Projetos

1) Análise funcional de genes relacionados a estresses abióticos e ao metabolismo antioxidante de arroz (Oryza sativa L.)

As enzimas do metabolismo antioxidante são codificadas por famílias multigênicas, cujos membros apresentam padrões distintos de expressão e de localização subcelular, indicando que essas isoformas podem desempenhar papéis distintos na defesa da planta contra o estresse oxidativo. Os resultados obtidos pelo nosso grupo indicam que as diferentes isoformas de ascorbato peroxidase (APx) podem estar envolvidas com a regulação fina dos níveis de peróxido de hidrogênio nos diferentes compartimentos subcelulares. A proteção da planta pode se dar graças à manutenção de níveis baixos de espécies reativas de Oxigênio (ERO) pelas enzimas que respondem ao estresse aumentando sua expressão em decorrência do estímulo ambiental. Por outro lado, sendo o H2O2 também uma molécula sinalizadora das respostas de defesa das plantas, a análise do nível de expressão global do genoma das plantas silenciadas nos diferentes genes de APx poderá revelar uma rede complexa de regulação da expressão gênica que ocorre na planta em função da expressão de APx nos diversos compartimentos subcelulares.

2) Mutagênese insercional como fonte de descoberta de novos genes para o melhoramento de cereais

O estudo das interações entre estresse ambiental, estresse oxidativo e os mecanismos de repostas ao dano de DNA é fundamental para que se possa compreender de uma maneira mais abrangente como o metabolismo antioxidante opera na célula para manter a homeostasia, e permitir a sobrevivência e mesmo o desenvolvimento da planta frente às condições adversas do meio ambiente. Dados recentes (M-E Chabouté comunicação pessoal) demonstraram a implicação específica de fatores E2F na indução da transcrição de genes de reparo, bem como a indução desses genes nas respostas a estresse oxidativo induzido por cobre. Análises in silico revelaram uma organização semelhante da família E2F em Arabidopsis e arroz sugerindo que alguns fatores E2F poderiam ter funções específicas em arroz, como observado em Arabidopsis.

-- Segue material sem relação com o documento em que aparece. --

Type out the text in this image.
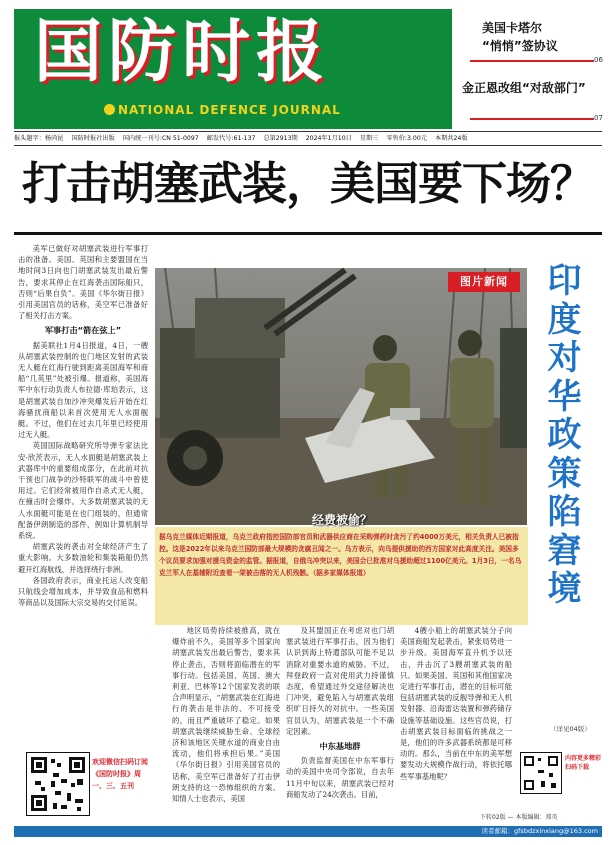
国防时报
NATIONAL DEFENCE JOURNAL
美国卡塔尔
“悄悄”签协议
06
金正恩改组“对敌部门”
07
报头题字：杨尚昆 国防时报社出版 国内统一刊号:CN 51-0097 邮发代号:61-137 总第2913期 2024年1月10日 星期三 零售价:3.00元 本期共24版
打击胡塞武装，美国要下场？

美军已做好对胡塞武装进行军事打击的准备。美国、英国和主要盟国在当地时间3日向也门胡塞武装发出最后警告，要求其停止在红海袭击国际船只，否则“后果自负”。美国《华尔街日报》引用美国官员的话称，美空军已准备好了相关打击方案。

军事打击“箭在弦上”

据美联社1月4日报道，4日，一艘从胡塞武装控制的也门地区发射的武装无人艇在红海行驶到距离美国海军和商船“几英里”处被引爆。报道称，美国海军中东行动负责人布拉德·库珀表示，这是胡塞武装自加沙冲突爆发后开始在红海骚扰商船以来首次使用无人水面舰艇。不过，他们在过去几年里已经使用过无人艇。

英国国际战略研究所导弹专家法比安·欣茨表示，无人水面艇是胡塞武装上武器库中的重要组成部分，在此前对抗干预也门战争的沙特联军的战斗中曾使用过。它们经常被用作自杀式无人艇，在撞击时会爆炸。大多数胡塞武装的无人水面艇可能是在也门组装的，但通常配备伊朗制造的部件，例如计算机制导系统。

胡塞武装的袭击对全球经济产生了重大影响。大多数油轮和集装箱船仍然避开红海航线，并选择绕行非洲。

各国政府表示，商业托运人改变船只航线会增加成本，并导致食品和燃料等商品以及国际大宗交易的交付延误。

欢迎微信扫码订阅《国防时报》周一、三、五刊
图片新闻
经费被偷？
据乌克兰媒体近期报道，乌克兰政府指控国防部官员和武器供应商在采购弹药时贪污了约4000万美元，相关负责人已被指控。这是2022年以来乌克兰国防部最大规模的贪腐丑闻之一。乌方表示，向乌提供援助的西方国家对此高度关注。美国多个议员要求加强对援乌资金的监管。据报道，自俄乌冲突以来，美国会已批准对乌援助超过1100亿美元。1月3日，一名乌克兰军人在基辅附近查看一架被击落的无人机残骸。（据多家媒体报道）
印度对华政策陷窘境
（详见04版）

地区局势持续被推高，就在爆炸前不久，美国等多个国家向胡塞武装发出最后警告，要求其停止袭击，否则将面临潜在的军事行动。包括美国、英国、澳大利亚、巴林等12个国家发表的联合声明显示，“胡塞武装在红海进行的袭击是非法的、不可接受的，而且严重破坏了稳定。如果胡塞武装继续威胁生命、全球经济和该地区关键水道的商业自由流动，他们将承担后果。”美国《华尔街日报》引用美国官员的话称，美空军已准备好了打击伊朗支持的这一恐怖组织的方案。知情人士也表示，美国

及其盟国正在考虑对也门胡塞武装进行军事打击，因为他们认识到海上特遣部队可能不足以消除对重要水道的威胁。不过，拜登政府一直对使用武力持谨慎态度，希望通过外交途径解决也门冲突，避免陷入与胡塞武装组织旷日持久的对抗中。一些美国官员认为，胡塞武装是一个不确定因素。

中东基地群

负责监督美国在中东军事行动的美国中央司令部说，自去年11月中旬以来，胡塞武装已经对商船发动了24次袭击。目前，

4艘小船上的胡塞武装分子向美国商船发起袭击，紧张局势进一步升级。美国海军直升机予以还击，并击沉了3艘胡塞武装的船只。如果美国、英国和其他国家决定进行军事打击，潜在的目标可能包括胡塞武装的反舰导弹和无人机发射器、沿海雷达装置和弹药储存设施等基础设施。这些官员说，打击胡塞武装目标面临的挑战之一是，他们的许多武器系统都是可移动的。那么，当前在中东的美军想要发动大规模作战行动，将依托哪些军事基地呢？

下转02版 — 本版编辑：郑英
内容更多精彩扫码下载
读者邮箱：gfsbdzxinxiang@163.com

Assim, fatores E2F bem como outros genes candidatos serão investigados visando o entendimento da ligação entre estresse o oxidativo e as respostas ao dano de DNA. Neste projeto pretendemos contribuir para a elucidação das seguintes questões: i) Como esses genes são afetados em termos de regulação da expressão e da localização (ou re-localização) subcelular nas respostas oxidativas e sob estresse genotóxico? ii) Qual é o efeito fenotípico em termos de sensibilidade a genotoxicos e EROs quando esses genes são silenciados? iii) Como esses processos podem estar relacionados à PCD?

3) Genômica funcional de soja (Glycine Max)

Este projeto é coordenadona pela Prof. Maria Helena Zanettini e é parte integrante do projeto GENOSOJA (CNpq).

O objetivo deste projeto é determinar a função dos genes identificados no genoma da soja que estejam relacionados com os processos de resposta a estresses bióticos, com ênfase na ferrugem asiática (Phakopsora pachyrhizi). Serão construídos vetores de transformação vegetal tanto para superexpressão quanto para o silenciamento (via RNAi) dos genes selecionados. Esses vetores serão utilizados para a obtenção de linhagens transgênicas de soja. A caracterização fenotípica dessas plantas transgênicas nos permitirá determinar o efeito da modificação da expressão do gene em estudo. Serão realizadas análises das respostas da planta à infecção com os respectivos agentes patogênicos. Além da produção de plantas transgênicas de soja, para o estudo funcional dos genes serão também avaliados: i) o perfil de expressão desses genes em diferentes tecidos e em resposta à infecção fúngica; ii) a localização subcelular do produto gênico.